叶曦禾

叶曦禾

十四阙所着小说《祸国》中人物

17岁 拥有图腾:窃脂

贫民出身,拥有独一无二的美貌,本是姬婴的情人,被父亲卖入宫中,成为宫女,后受封夫人。看似嚣张跋扈、任性妄为,内心深处却充满了痛苦与绝望。一生情系姬婴。在知道姬婴死后变得疯癫,为给姬婴报仇与昭尹同服下"一梦千年"的毒,甍。死后终于与心爱之人姬婴在一起。

  • 中文名称
    叶曦禾
  • 其他名称
    曦禾夫人
  • 登场作品
    十四阙所着小说《祸国》
  • 年龄
    17岁
  • 性别
  • 恋人
    姬婴
  • 拥有图腾
    窃脂

外貌

姜沉鱼跟着姐姐悄无声息地走过去,那曦禾夫人的面庞也跟着由模糊转为清晰,就如一幅画,慢慢的勾出轮廓,染上颜色,最后形筑成明丽影像:

用淡雾中的远山凝聚成的长眉,用灵动着的羽翼交织起的双瞳,用连绵雨线描绘下的肌骨,用带着霜露的花瓣渲染出的嘴唇……就这样乍然呈现在了眼前。

前一刻,还是单调的纯白,下一刻,已是色彩鲜明的令人目眩。

这一瞬间,仿佛有一只无形的手在她眼前一挥,浑浊尘世,顿时明朗清晰,黑白人间,剎那色彩斑斓,数不尽的蕴藉风流,道不完的艳羡惊绝,全因着这一女子的样貌姿态,被拨起撩动。

姜沉鱼整个人重重一震,几不知身在何处。

从小到大,她听过最多的一个字就是美。每个见到她的人都会惊叹不已的说:姜家的这个小女儿生得可真是美呢。哎呀,这就是沉鱼吧,这名起的够傲也够配。这般画似的人儿,真不知是修来的几世的福气呢。

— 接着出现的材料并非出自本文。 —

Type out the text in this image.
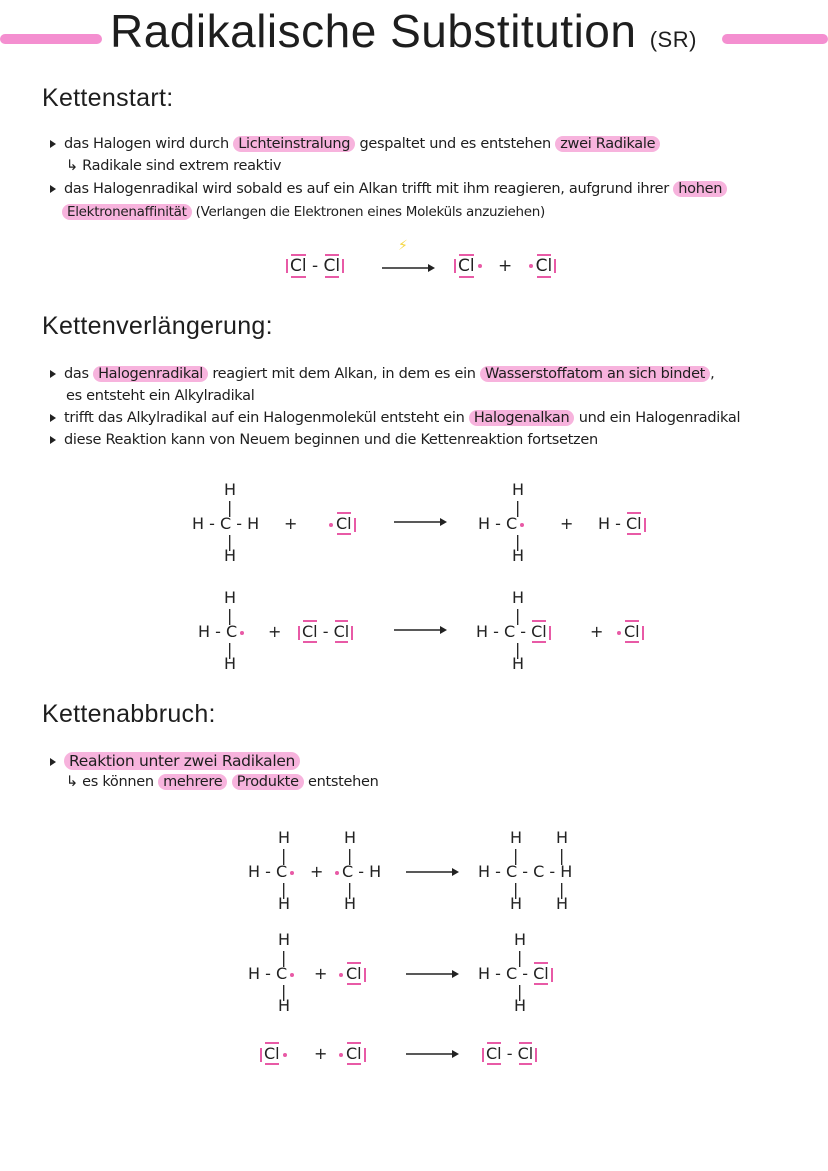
Radikalische Substitution (SR)
Kettenstart:
das Halogen wird durch Lichteinstralung gespaltet und es entstehen zwei Radikale
↳ Radikale sind extrem reaktiv
das Halogenradikal wird sobald es auf ein Alkan trifft mit ihm reagieren, aufgrund ihrer hohen
Elektronenaffinität (Verlangen die Elektronen eines Moleküls anzuziehen)
Cl - Cl
⚡
Cl + Cl
Kettenverlängerung:
das Halogenradikal reagiert mit dem Alkan, in dem es ein Wasserstoffatom an sich bindet ,
es entsteht ein Alkylradikal
trifft das Alkylradikal auf ein Halogenmolekül entsteht ein Halogenalkan und ein Halogenradikal
diese Reaktion kann von Neuem beginnen und die Kettenreaktion fortsetzen
H
|
H - C - H
|
H
+	Cl
H
|
H - C
|
H
+ H - Cl
H
|
H - C
|
H
+	Cl - Cl
H
|
H - C - Cl
|
H
+	Cl
Kettenabbruch:
Reaktion unter zwei Radikalen
↳ es können mehrere Produkte entstehen
H
|
H - C
|
H
+
H
|
C - H
|
H
H H
|	|
H - C - C - H
|	|
H H
H
|
H - C
|
H
+	Cl
H
|
H - C - Cl
|
H
Cl	+	Cl	Cl - Cl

就在片刻之前,昭鸾还赞过她的美丽,称她为璧国第一美人。虽然当时她谦虚的立刻做了否认,但心中要说没一丝得意,那也是不可能的。

然而此时此刻,第一次亲眼目睹曦禾的仪容,就恍如一盆冷水倾覆而下,直将她从头寒到了脚。

这个女子、这个女子……如此的活色生香,如此的风华绝代,如此的美貌逼人!

又怎是她所及的上?

姬婴与曦禾

十六岁的姬婴第一次见到十三岁的曦禾,因为不知道如何接近她,最后借口买了她的花。曦禾和姬婴是彼此年少热情时爱上的第一个人,也是一生的挚爱。姬婴对于曦禾来说,是寒冷中的一抹温暖,她是何其幸福,能够得到公子毫无保留的爱。而曦禾对于姬婴来说,是与众不同的。姜沉鱼知姬婴害怕下棋,却觉得姬婴这样宛若谪仙的人不应如此任性,只有曦禾说:下棋这麽费心劳神的玩意,不下也罢。以后,你可以吃我做的青团子,保证没有棋子……;姬婴怎麽也学不会画画,曦禾就教他把实物贴在纸上······书中描写姬婴与曦禾的地方并不多,但是从他们的回忆中可以看出,他们曾经是多麽相爱,多麽亲密。在姬婴与曦禾的爱情裏,没有人能够插足进来。姬婴去世前,都紧紧握着曦禾送给他的扳指,都还想着她,而曦禾也为了给姬婴报仇,选择和昭尹同归于尽。奈何情深,向来缘浅。生前他们不能相守,死后成鬼,他们终于可以在一起。曦禾永远是姬婴的那个笑容明媚与众不同的姑娘,姬婴也永远是曦禾的独一无二的小红。

姬婴与曦禾

曦禾疯癫

小太监扑地跪倒,再抬起身时,已是泪流满面: 啓稟皇上,淇奥侯以及出访程国的使者一干人等在回城遭遇程国叛逃皇子颐非的暗算伏击,侯爷身中毒箭,不冶身亡!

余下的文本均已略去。